Wobei Dummheit Männer angeblich weniger stört als Übergewicht, wenn man der Studie "Der spezifische Marktwert von Männern und Frauen im Online-Dating" der Uni Bamberg Glauben schenkt. Die fanden heraus: "Für Frauen außerhalb des Normalgewichtes ist die Situation prekär. Mit zunehmendem Körpermasseverhältnis sinken die Kontaktchancen zusehends." Bei Männern ist das übrigens nicht so, deren Übergewicht wird toleriert, und "lediglich Fettleibige müssen im Vergleich zu Normalgewichtigen leichte Einbußen hinnehmen".

Auf dem Laufband vor mir schwitzt ein Typ, der ganz offensichtlich ein guter Futterverwerter ist. BMI knapp über 30, meiner bescheidenen Ansicht nach, ich bin derzeit schließlich gründlich in das Thema eingearbeitet. Das scheint seinem Selbstbewusstsein jedoch keinen Abbruch zu tun. Auf seinem T-Shirt steht: "Ich besorg's dir!" Na, bravo. Positives Körperbewusstsein ist ein ebenso ungerecht verteiltes Gut wie Erdöl, und die meisten Frauen hadern - nahezu unabhängig von ihrem Gewicht - mit Gegenden ihres Körpers, von denen Männer noch nicht einmal wissen, dass sie existieren.

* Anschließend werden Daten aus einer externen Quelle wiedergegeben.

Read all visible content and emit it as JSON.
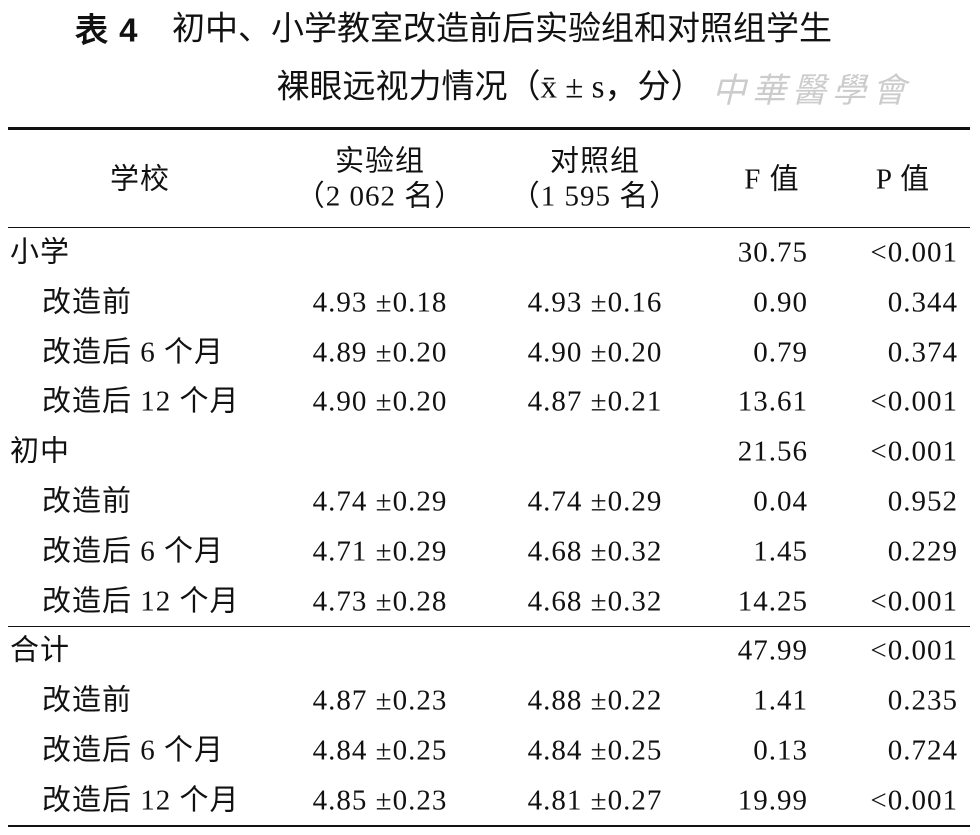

"Der Schlankheitswahn passt gut zu unserer Leistungsgesellschaft," sagt die Kliniktherapeutin Dr. Schwenkhagen, "dünn sein ist etwas, was man sich erkämpfen kann und sollte. Wer das nicht tut, gilt als undiszipliniert. Aber es ist wichtig, auch die Disziplin diszipliniert zu betreiben. Das ist die eigentliche Herausforderung."

Herzlichen Glückwunsch! Ach, Leute, dieser verdammte Mittelweg. Irgendwo zwischen Halbfettmargarine und Tiramisu, zwischen Laufband und Ohrensessel, da liegt er versteckt. Ich denke, ich werde ihn mal suchen gehen. Gleich nächste Woche. Am Sonntag bin ich zum Frühstücksbrunch eingeladen. Motto: "All you can eat!"